The Only Way To Count Grace

Grace is a tough topic to sell. We all love it for ourselves, but find it difficult to accept for others. We know we deserve it (Wrong!) and they don't (just as Wrong!). None of us deserve it- or else it wouldn't be grace.

The Internet Monk has been having a Jubilee Week this week, which is another way of saying a week celebrating the craziness of grace. Here's how it started last Saturday:

Peter W. Marty once wrote, “In a memorable Dennis the Menace cartoon, Dennis and his friend Joey are leaving Mrs. Wilson’s house loaded up with a plate full of cookies. Joey turns to Dennis and says, ‘I wonder what we did to deserve this.’ Dennis is quick to reply, ‘Look Joey, Mrs.
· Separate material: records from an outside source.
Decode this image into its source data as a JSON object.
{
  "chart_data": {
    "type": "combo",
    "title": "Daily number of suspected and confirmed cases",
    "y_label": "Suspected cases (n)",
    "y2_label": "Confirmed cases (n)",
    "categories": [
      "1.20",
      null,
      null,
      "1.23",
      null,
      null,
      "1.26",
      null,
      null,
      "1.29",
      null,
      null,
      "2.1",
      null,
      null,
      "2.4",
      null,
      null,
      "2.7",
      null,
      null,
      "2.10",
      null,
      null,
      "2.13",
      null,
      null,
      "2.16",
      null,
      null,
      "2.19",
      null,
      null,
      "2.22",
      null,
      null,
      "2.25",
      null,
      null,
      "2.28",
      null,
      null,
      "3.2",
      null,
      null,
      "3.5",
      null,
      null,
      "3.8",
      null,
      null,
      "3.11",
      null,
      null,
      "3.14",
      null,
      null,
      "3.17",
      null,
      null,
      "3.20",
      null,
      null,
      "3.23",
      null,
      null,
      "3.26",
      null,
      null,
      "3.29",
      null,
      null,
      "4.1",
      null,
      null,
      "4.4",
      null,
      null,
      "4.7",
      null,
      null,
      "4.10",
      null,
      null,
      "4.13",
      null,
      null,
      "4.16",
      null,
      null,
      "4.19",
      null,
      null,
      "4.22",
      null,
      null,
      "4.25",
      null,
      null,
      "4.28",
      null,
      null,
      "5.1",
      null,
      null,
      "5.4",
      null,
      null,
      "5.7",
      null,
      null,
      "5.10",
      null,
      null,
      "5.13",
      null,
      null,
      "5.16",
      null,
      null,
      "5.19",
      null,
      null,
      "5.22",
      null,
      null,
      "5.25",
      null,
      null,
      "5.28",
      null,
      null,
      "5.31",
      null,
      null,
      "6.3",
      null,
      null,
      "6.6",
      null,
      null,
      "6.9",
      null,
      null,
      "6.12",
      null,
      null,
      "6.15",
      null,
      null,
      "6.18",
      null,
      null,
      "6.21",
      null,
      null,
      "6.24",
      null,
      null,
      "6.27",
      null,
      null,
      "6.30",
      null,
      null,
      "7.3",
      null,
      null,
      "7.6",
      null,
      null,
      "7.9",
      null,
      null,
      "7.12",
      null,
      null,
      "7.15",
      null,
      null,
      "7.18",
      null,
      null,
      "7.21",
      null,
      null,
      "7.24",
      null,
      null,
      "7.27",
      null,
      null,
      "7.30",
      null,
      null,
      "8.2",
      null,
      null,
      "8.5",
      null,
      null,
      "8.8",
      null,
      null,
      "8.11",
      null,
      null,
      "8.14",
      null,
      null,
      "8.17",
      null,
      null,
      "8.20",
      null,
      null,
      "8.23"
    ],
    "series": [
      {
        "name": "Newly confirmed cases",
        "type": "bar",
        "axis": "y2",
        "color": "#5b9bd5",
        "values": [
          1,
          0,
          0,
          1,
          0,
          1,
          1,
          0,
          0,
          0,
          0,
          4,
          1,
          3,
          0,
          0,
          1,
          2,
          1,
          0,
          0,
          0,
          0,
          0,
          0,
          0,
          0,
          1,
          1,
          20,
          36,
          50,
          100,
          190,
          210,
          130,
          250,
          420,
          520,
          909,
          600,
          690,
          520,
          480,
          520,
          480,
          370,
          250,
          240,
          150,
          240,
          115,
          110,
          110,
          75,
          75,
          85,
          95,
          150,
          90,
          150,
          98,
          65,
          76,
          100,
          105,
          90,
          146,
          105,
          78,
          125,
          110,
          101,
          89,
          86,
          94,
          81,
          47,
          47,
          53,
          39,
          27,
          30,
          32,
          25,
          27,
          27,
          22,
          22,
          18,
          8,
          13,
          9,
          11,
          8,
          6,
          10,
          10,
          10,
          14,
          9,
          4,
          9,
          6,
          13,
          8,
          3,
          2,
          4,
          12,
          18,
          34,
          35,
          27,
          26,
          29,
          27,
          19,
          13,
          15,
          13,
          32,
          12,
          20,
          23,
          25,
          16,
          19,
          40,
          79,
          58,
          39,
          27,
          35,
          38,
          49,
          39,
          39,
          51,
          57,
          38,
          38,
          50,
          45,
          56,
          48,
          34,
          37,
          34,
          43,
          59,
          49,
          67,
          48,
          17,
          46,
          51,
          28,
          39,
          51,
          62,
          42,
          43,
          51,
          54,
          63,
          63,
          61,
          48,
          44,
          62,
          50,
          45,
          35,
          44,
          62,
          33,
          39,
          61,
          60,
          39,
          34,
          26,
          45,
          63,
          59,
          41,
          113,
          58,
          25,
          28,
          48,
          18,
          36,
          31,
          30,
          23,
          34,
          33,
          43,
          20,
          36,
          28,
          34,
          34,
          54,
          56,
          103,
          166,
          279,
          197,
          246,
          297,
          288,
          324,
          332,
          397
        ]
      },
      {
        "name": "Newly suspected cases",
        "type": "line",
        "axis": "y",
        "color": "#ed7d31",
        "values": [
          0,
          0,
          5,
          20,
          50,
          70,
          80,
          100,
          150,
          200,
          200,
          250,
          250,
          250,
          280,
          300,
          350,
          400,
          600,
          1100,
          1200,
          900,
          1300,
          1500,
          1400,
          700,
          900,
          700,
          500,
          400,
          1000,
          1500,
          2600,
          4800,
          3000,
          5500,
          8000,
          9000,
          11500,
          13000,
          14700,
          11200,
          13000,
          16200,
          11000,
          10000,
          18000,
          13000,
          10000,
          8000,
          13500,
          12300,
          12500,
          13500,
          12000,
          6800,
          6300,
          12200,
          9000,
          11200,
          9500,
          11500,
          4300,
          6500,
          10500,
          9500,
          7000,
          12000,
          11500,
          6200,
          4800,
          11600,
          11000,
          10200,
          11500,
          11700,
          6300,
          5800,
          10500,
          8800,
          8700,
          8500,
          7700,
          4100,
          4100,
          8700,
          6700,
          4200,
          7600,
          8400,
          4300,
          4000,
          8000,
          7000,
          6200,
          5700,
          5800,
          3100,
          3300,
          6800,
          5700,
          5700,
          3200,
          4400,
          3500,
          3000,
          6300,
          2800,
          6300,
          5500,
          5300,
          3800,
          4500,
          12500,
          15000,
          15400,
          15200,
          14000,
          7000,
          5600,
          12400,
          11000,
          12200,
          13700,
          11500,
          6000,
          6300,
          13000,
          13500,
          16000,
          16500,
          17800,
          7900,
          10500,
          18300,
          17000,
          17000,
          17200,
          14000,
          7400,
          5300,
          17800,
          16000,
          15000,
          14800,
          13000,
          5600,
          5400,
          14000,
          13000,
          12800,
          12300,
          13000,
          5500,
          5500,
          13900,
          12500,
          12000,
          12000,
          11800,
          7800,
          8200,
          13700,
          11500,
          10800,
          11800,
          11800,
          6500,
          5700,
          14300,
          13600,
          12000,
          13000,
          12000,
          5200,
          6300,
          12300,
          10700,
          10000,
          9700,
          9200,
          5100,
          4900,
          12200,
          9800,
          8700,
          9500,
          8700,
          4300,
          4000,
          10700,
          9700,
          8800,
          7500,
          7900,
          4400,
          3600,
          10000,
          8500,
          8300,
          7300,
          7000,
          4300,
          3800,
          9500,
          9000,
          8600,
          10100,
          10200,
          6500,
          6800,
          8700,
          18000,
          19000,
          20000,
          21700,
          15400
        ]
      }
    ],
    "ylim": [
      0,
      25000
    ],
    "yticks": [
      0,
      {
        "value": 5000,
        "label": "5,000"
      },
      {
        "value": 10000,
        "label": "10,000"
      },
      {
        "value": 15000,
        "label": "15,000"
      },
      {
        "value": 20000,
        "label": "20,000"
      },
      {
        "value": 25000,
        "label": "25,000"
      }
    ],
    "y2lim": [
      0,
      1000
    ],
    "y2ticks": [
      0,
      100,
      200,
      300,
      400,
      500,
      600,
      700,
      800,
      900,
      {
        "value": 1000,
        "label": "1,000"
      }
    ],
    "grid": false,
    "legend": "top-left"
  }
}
Wilson gives us cookies not because we’re nice, but because she’s nice.’ So goes the arithmetic of grace.” (The World of Grace)
Dennis’ sentiment captures what I have always loved about the sentence from Deuteronomy 7 cited [below], though I have not meditated on it or internalized nearly enough. If you take out all the intervening clauses in the verse and boil down what God is saying to Israel, what you have is, “I love you…because I love you.” It’s as simple, and profound, as that.
It’s not because we’re nice. He loves us because he loves us. Period. It’s who God is that makes the difference in matters of love, grace, and choice.
And who is he? A remarkably indiscriminate lover! After all, he loves you and me.
--Link
People are afraid of talking about grace and forgiveness. If we were to preach too much grace, why, you never know what people will do. They might get the idea that they can go out and sin and then be forgiven. They might think that God is NOT a punishing God and therefore lose their fear and won't be as good.

Well, I don't know how you see it, but I look around and see that all that fear stuff and a punishing, vengeful God has not only not stopped sin and evil, it has given people the belief that THEY are the instruments of that vengeance.

Grace. Thank God for it.
The LORD did not set His love on you nor choose you because you were more in number than any of the peoples, for you were the fewest of all peoples, but because the LORD loved you and kept the oath which He swore to your forefathers, the LORD brought you out by a mighty hand and redeemed you from the house of slavery, from the hand of Pharaoh king of Egypt.